Présenté à Cannes en 2003, un peu éclipsé par son actrice (Emmanuelle Béart, pourtant excellente), Les Egarés se situe au coeur de la débâcle de juin 40. Un contexte souvent mal appréhendé par le cinéma français, qu’André Téchiné relit à sa manière pour livrer un film étrange et sensuel, porté par une mise en scène intense et mouvementée. Le 17e film de Téchiné, depuis « Pauline s’en va » (1969), est l’un de ses plus beaux, sans aucun doute.

Chronic’art : En découvrant Les Egarés, on a le sentiment de voir un film insaisissable, sans prise, dont on ne sait pas vraiment par quel bout le prendre. Avez-vous eu un sentiment comparable en le réalisant ?
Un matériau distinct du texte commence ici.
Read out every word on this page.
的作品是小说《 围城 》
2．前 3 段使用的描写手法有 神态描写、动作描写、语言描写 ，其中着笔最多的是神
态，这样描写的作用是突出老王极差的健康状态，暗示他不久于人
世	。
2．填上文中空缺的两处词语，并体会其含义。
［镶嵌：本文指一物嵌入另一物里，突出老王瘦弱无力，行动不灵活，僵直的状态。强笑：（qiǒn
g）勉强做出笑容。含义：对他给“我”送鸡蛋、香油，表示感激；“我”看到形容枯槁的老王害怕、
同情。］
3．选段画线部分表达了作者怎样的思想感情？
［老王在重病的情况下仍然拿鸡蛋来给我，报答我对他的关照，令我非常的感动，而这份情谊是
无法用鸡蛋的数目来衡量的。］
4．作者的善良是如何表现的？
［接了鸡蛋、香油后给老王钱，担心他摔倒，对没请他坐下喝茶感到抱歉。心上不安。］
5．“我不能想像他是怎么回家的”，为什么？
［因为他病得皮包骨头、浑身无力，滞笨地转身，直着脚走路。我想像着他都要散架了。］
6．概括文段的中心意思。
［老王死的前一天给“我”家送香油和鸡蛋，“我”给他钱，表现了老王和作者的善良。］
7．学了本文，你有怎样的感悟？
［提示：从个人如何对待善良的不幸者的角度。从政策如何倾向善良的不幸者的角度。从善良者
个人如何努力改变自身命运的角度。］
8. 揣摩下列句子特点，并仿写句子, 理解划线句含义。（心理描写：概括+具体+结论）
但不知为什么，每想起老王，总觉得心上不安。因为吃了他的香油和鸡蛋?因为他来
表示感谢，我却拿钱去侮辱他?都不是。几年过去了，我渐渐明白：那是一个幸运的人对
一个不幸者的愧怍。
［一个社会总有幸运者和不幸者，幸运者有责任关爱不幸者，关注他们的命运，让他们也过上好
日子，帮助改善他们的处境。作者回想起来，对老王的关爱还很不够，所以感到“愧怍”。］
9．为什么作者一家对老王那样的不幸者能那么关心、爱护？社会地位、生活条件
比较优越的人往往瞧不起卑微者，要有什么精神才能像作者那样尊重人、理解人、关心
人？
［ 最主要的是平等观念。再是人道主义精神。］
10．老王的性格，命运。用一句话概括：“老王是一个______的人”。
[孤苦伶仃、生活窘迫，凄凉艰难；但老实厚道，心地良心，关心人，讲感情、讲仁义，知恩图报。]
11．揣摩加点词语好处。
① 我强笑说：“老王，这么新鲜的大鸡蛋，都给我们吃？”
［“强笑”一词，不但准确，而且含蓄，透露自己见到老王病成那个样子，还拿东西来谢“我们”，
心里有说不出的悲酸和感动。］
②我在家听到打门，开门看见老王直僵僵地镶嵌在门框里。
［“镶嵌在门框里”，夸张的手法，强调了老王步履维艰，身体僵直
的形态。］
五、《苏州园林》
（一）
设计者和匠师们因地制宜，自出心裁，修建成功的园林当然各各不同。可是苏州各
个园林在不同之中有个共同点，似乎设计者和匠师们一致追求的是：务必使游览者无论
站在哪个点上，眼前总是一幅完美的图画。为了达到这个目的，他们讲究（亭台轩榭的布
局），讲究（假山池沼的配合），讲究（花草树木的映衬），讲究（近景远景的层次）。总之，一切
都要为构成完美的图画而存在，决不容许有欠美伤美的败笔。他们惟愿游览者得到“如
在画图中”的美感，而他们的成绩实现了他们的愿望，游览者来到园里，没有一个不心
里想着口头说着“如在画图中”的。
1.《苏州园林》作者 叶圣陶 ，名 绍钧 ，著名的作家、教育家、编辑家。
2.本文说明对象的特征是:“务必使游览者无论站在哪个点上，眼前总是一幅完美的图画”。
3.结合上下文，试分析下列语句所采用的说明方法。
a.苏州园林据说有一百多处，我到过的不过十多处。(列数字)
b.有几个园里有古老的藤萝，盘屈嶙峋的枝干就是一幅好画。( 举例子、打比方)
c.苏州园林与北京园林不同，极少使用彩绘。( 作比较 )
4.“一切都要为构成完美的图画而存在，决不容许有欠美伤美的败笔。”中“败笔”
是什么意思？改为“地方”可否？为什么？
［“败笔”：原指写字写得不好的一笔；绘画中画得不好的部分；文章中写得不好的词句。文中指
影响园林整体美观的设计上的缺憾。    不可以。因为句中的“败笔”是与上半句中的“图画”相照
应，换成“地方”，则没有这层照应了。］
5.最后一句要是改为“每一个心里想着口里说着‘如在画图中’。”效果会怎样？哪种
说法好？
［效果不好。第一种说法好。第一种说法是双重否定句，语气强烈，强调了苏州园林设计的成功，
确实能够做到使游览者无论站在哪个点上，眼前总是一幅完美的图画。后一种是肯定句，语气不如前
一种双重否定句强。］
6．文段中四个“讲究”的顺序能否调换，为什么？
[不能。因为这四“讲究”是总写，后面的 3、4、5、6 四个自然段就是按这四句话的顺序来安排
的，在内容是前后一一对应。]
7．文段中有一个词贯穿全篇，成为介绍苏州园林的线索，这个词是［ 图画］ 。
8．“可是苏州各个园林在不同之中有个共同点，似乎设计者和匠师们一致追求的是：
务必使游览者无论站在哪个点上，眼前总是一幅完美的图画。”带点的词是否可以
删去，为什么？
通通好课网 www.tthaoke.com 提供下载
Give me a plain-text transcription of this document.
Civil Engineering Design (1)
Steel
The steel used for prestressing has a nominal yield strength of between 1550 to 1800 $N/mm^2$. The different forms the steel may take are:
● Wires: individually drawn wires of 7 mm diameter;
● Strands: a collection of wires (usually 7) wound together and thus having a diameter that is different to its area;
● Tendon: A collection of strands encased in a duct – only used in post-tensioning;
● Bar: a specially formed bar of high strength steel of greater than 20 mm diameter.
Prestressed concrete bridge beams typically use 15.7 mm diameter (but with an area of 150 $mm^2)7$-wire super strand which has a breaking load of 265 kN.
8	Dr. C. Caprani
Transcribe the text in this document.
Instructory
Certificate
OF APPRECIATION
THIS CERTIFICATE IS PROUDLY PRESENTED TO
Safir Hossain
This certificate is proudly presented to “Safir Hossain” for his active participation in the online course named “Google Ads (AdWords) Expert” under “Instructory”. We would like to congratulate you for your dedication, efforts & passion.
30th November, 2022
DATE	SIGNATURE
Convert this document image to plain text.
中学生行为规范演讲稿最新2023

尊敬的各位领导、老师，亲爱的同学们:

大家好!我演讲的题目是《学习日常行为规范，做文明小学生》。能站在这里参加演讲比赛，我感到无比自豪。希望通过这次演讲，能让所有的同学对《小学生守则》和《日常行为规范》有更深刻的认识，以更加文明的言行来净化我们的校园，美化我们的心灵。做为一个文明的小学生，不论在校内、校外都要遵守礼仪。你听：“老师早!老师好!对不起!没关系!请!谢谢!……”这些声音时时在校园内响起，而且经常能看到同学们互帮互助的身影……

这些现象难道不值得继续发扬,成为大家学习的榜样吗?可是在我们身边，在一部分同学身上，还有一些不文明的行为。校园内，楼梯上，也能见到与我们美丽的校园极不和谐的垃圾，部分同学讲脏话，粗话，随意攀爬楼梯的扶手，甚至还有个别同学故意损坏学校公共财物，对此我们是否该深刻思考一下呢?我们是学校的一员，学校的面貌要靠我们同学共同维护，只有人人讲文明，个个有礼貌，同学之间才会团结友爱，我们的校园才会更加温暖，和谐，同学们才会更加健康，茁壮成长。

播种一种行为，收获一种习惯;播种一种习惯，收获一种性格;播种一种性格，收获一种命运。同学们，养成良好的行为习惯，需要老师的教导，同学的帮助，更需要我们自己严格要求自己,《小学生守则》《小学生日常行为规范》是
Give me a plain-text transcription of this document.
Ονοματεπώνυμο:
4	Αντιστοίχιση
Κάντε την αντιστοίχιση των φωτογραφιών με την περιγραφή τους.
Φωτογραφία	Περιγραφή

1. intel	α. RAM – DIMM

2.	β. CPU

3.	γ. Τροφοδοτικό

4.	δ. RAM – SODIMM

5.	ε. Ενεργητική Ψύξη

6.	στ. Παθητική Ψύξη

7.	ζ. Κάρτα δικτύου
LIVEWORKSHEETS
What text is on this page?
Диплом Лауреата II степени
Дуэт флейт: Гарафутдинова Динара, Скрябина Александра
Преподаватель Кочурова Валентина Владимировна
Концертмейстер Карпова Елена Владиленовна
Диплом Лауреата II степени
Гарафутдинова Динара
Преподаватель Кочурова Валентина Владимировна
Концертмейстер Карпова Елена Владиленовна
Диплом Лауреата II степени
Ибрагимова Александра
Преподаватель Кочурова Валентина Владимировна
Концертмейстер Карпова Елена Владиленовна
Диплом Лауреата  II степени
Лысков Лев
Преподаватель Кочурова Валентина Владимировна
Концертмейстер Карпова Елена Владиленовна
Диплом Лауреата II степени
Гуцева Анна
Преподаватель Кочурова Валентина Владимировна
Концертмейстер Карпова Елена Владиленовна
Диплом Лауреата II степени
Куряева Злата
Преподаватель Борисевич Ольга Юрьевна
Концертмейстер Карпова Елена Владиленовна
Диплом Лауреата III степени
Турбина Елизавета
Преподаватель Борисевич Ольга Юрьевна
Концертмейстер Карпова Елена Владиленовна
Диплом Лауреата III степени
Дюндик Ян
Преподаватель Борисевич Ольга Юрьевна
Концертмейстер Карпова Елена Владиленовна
André Téchiné : Les Egarés est une commande, l’adaptation d’un roman de Gilles Perrault que l’on m’a proposé. L’une de mes seules conditions pour accepter était de pouvoir tourner le film dans l’ordre chronologique, ce que j’ai obtenu. Je me suis donc toujours efforcé d’être dans une position dans laquelle je me laissais surprendre par ce qui arrivait aux personnages, j’étais au plus près d’eux, et je leur aménageais un espace de liberté. Ainsi la dernière partie du film n’était pas écrite, je m’étais arrêté après l’intrusion des deux soldats, car le roman prenait une direction différente à ce stade. Ce qui m’intéressait, à partir du moment où la petite communauté était en place dans la maison, c’était les fils souterrains qui allaient se tisser entre les êtres. Tout s’est fait en work in progress, c’était peut-être cela qui explique l’aspect énigmatique, insaisissable du film. Et puis cela tient sans doute aussi au personnage d’Yvan, au mystère de son identité, à ce puzzle dont on a du mal à réunir les pièces.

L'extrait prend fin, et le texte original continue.